Claude Security’s side of this is also getting structural work done quietly. A new dashboard is being built that surfaces discovered vulnerabilities, with seven and thirty day historical charts and deeper triage results. That’s not the work you do for a product that isn’t moving toward broader availability. That’s the work you do when you’re getting something ready.
This isn’t the first time
The Claude Code appearance is the most visible sighting but it’s the third time Mythos traces have surfaced somewhere they weren’t supposed to be.
Before this, references appeared through AWS and Google Cloud vulnerability discovery systems. Before that, reports emerged of unauthorized users briefly accessing parts of the model. Each time, Anthropic removed the traces. Each time, the company’s public position remained that Mythos was restricted and would stay that way until safeguards were stronger.
Three separate appearances across different platforms over a short period stops looking like accidents. It starts looking like a staged rollout that hasn’t been announced yet, or a model that’s being quietly tested in production environments while the public messaging stays cautious. Neither reading makes Anthropic look careless.
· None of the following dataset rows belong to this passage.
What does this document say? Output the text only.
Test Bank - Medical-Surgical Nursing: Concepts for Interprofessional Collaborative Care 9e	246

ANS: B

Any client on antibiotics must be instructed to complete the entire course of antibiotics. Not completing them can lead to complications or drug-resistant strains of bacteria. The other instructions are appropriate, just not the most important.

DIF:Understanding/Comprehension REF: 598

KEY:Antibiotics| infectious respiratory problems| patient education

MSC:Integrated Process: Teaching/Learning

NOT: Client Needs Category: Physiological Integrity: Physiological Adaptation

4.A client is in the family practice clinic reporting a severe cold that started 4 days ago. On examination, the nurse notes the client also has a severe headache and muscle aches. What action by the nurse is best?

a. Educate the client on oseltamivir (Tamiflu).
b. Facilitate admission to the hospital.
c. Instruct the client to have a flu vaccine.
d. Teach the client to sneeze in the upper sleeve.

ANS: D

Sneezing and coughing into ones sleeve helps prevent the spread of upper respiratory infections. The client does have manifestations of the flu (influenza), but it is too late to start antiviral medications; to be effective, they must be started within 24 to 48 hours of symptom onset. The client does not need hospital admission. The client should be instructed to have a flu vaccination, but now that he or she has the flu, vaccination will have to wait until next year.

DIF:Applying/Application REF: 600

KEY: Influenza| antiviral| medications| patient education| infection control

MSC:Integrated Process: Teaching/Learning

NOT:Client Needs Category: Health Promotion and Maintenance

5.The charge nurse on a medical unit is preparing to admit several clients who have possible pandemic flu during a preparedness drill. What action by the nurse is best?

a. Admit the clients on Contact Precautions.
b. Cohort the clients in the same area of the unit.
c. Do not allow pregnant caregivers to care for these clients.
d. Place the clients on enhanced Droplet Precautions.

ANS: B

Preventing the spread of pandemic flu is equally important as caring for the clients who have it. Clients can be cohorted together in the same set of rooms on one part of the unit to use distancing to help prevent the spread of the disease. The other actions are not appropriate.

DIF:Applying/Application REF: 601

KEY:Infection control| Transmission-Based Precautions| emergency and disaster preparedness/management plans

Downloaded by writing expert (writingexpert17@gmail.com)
Both suggest the difference between what the company says publicly and what it’s actually preparing.
Related: Anthropic’s Mythos Just Helped Find macOS vulnerability That Could Break Apple’s Security Protections
Why Anthropic is being too careful
What Mythos actually did under Project Glasswing is the reason.
In under a month, working with more than 50 major developers and infrastructure partners, the model identified over 10,000 high-severity or critical software vulnerabilities. The systems involved included Cloudflare, Firefox, and OpenBSD. One finding was a bug in OpenBSD that had gone undetected for 27 years. The model also reportedly helped a partner bank block a $1.5 million cryptocurrency fraud attempt by flagging suspicious behavior before funds moved.
Those are defensive wins. The same capability that finds a 27-year-old bug in a security library can also be pointed at systems without permission. A model this capable at finding vulnerabilities is genuinely dual-use in a way that most AI safety discussions treat as hypothetical. For Mythos it’s just a description of what the model does.
The open source community’s reported reaction to the volume of findings, “please stop finding vulnerabilities, we can’t keep up,” points at a different problem. Speed of discovery has outpaced speed of remediation. Anthropic is now reportedly building patch generation tools alongside the vulnerability scanner, which suggests they understand that finding 10,000 bugs is only useful if someone can fix them.
What the pattern actually means
Anthropic’s public position and the product signals are pointing in different directions.
The official line is that Mythos remains restricted, safeguards are still being developed, and general release is a future event with no firm date. That’s been consistent. What’s also been consistent is Mythos showing up in places it wasn’t announced, across three different platforms, each time briefly and each time removed.
The most straightforward reading is a staged rollout that hasn’t been formally announced. Claude Code and Claude Security are controlled environments with existing enterprise user bases. Testing Mythos there before a broader release is exactly what a cautious rollout looks like. The new Claude Security dashboard, the source code strings, the preview label on Mythos 1, none of that is accidental infrastructure.
What we don’t know is the timeline. Anthropic hasn’t said when safeguards will be strong enough, what those safeguards actually are, or what a general release would look like in practice. Claude Opus 4.8 is also reportedly in internal evaluation with select partners, which would fit a broader product cadence if it lands alongside a Mythos expansion.
For now the clearest thing that can be said is a model Anthropic describes as not ready for the public keeps appearing in public-facing products.